Dear BBC, why does a public-funded national broadcaster need to set cookies that cross the GDPR threshold for its articles to be read uninterrupted?

…The BBC currently sets 97 cookies it regards as “strictly necessary” and cannot be opted out of.

97!

https://www.bbc.co.uk/usingthebbc/cookies/strictly-necessary-cookies/

What strictly necessary cookies does the BBC use?

…One of the angles its cookies policy statements bang on about is things it ‘has’ to do to serve international audiences.

But aren’t there good geolocation APIs these days which mean that UK visitors don’t need to be treated like they *might* be from outside the UK by default?

…One of the cookies that the BBC regards as “strictly necessary” is

ckns_nonce

which “Helps to keep BBC accounts secure while signed in”.

But, apart from being unfortunately named for British audiences, surely that’s only “necessary” when one *is* signed in?

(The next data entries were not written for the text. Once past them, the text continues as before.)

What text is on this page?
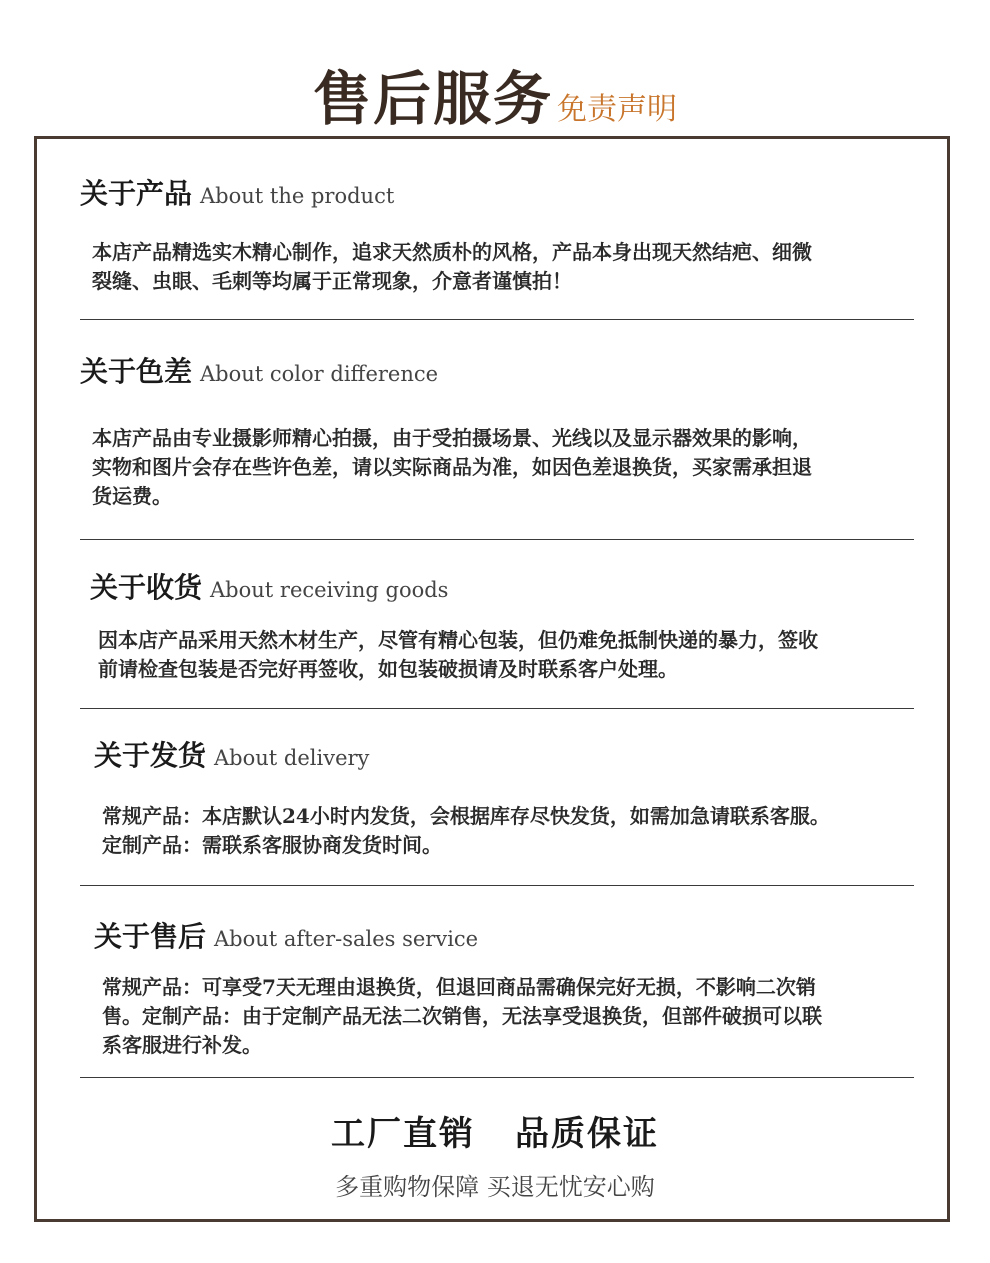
售后服务 免责声明
关于产品 About the product
本店产品精选实木精心制作，追求天然质朴的风格，产品本身出现天然结疤、细微
裂缝、虫眼、毛刺等均属于正常现象，介意者谨慎拍！
关于色差 About color difference
本店产品由专业摄影师精心拍摄，由于受拍摄场景、光线以及显示器效果的影响，
实物和图片会存在些许色差，请以实际商品为准，如因色差退换货，买家需承担退
货运费。
关于收货 About receiving goods
因本店产品采用天然木材生产，尽管有精心包装，但仍难免抵制快递的暴力，签收
前请检查包装是否完好再签收，如包装破损请及时联系客户处理。
关于发货 About delivery
常规产品：本店默认24小时内发货，会根据库存尽快发货，如需加急请联系客服。
定制产品：需联系客服协商发货时间。
关于售后 About after-sales service
常规产品：可享受7天无理由退换货，但退回商品需确保完好无损，不影响二次销
售。定制产品：由于定制产品无法二次销售，无法享受退换货，但部件破损可以联
系客服进行补发。
工厂直销 品质保证
多重购物保障 买退无忧安心购
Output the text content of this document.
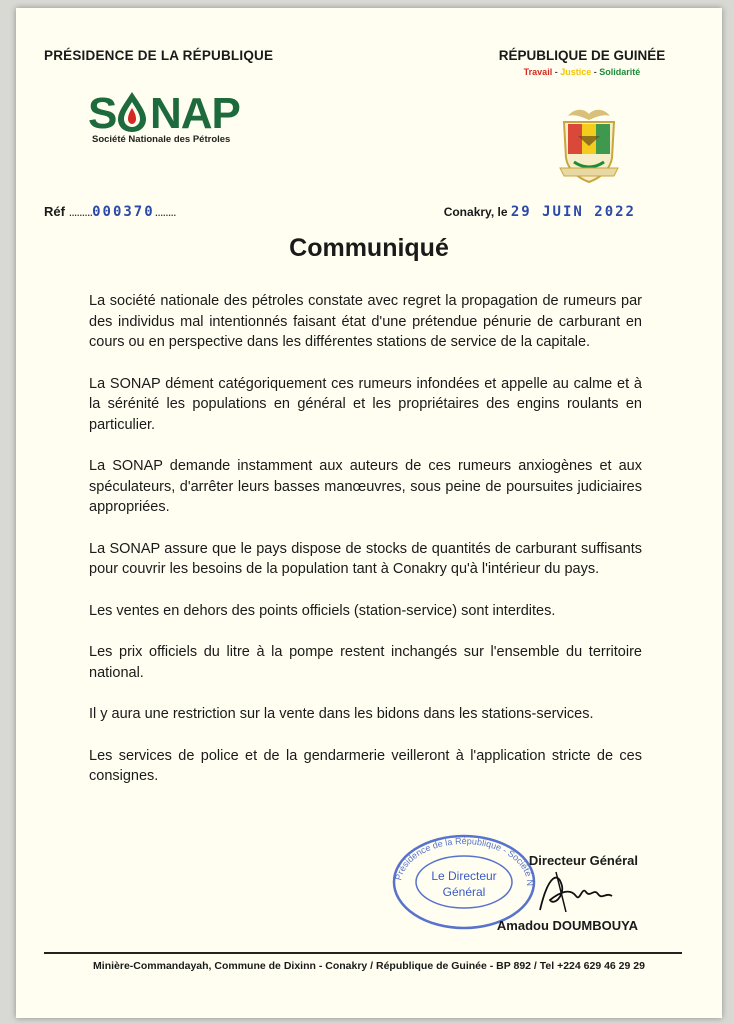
PRÉSIDENCE DE LA RÉPUBLIQUE	RÉPUBLIQUE DE GUINÉE
Travail - Justice - Solidarité
S NAP
Société Nationale des Pétroles
Réf .........000370........	Conakry, le 29 JUIN 2022
Communiqué

La société nationale des pétroles constate avec regret la propagation de rumeurs par des individus mal intentionnés faisant état d'une prétendue pénurie de carburant en cours ou en perspective dans les différentes stations de service de la capitale.

La SONAP dément catégoriquement ces rumeurs infondées et appelle au calme et à la sérénité les populations en général et les propriétaires des engins roulants en particulier.

La SONAP demande instamment aux auteurs de ces rumeurs anxiogènes et aux spéculateurs, d'arrêter leurs basses manœuvres, sous peine de poursuites judiciaires appropriées.

La SONAP assure que le pays dispose de stocks de quantités de carburant suffisants pour couvrir les besoins de la population tant à Conakry qu'à l'intérieur du pays.

Les ventes en dehors des points officiels (station-service) sont interdites.

Les prix officiels du litre à la pompe restent inchangés sur l'ensemble du territoire national.

Il y aura une restriction sur la vente dans les bidons dans les stations-services.

Les services de police et de la gendarmerie veilleront à l'application stricte de ces consignes.

Présidence de la République - Société N
Le Directeur
Général
Directeur Général
Amadou DOUMBOUYA
Minière-Commandayah, Commune de Dixinn - Conakry / République de Guinée - BP 892 / Tel +224 629 46 29 29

@urlyman which makes it all the more amazing is that the BBC keep losing my login and I have to often login again (noting that I'm not agressively killing cookies myself).

@marjolica indeed.

Pretty sure the overwhelming approach by large web dev teams is something like “we want to know this datum, or at least my boss does, how can we construct a rationale for why we *need* it”

@urlyman apart from this excess of 'essential' cookies, most of which are not required from the site to work (such as their various analytics cookies, many contracted out to a melange of 3rd party comanies as well as ones set by their own team) lots of their 'personalisation' still fail if you block third party cookies!

Their clever suggestion is to exempt their site from your 3rd party blocking.

https://www.bbc.co.uk/usingthebbc/cookies/what-happens-if-third-party-cookies-are-disabled-on-my-browser

What happens if third party cookies are disabled on my browser?

@marjolica the sheer amount of analytics regarded as “necessary” is certainly quite something.

I suppose some of it is statutory, like the stuff for Barb https://www.barb.co.uk/about-us/how-we-do-what-we-do/

@urlyman The BBC actually uses strong geolocation on pretty much all of its sites (including dynamic detection of VPNs and proxies; they're not just buying in GeoIP databases), since that's how they decide whether to serve advertising, force-redirect from bbc.co.uk to bbc.com, block access to iPlayer, etc. So it's not a credible excuse to claim that they can't tell whether a visitor is in the UK or abroad.

@urlyman
No, there is no reason to set cookies at all, except one if you log in. There should be no need to sign in. It's not a paid online service.

The BBC lost the plot over 50 years ago when they were recycling £85 tapes that cost £10,000 to produce.

By all means have a bbc.com for international, but the UK version should be available to everyone. It's not the TV or Radio programs that might (and should not have) international rights issues.

I support copyright, but corporate is broken.

@urlyman
Geolocation for web delivery is evil. Worse than DRM.
1. There is no perfect source.
2. IPs should not be geographically linked. An invasion of privacy.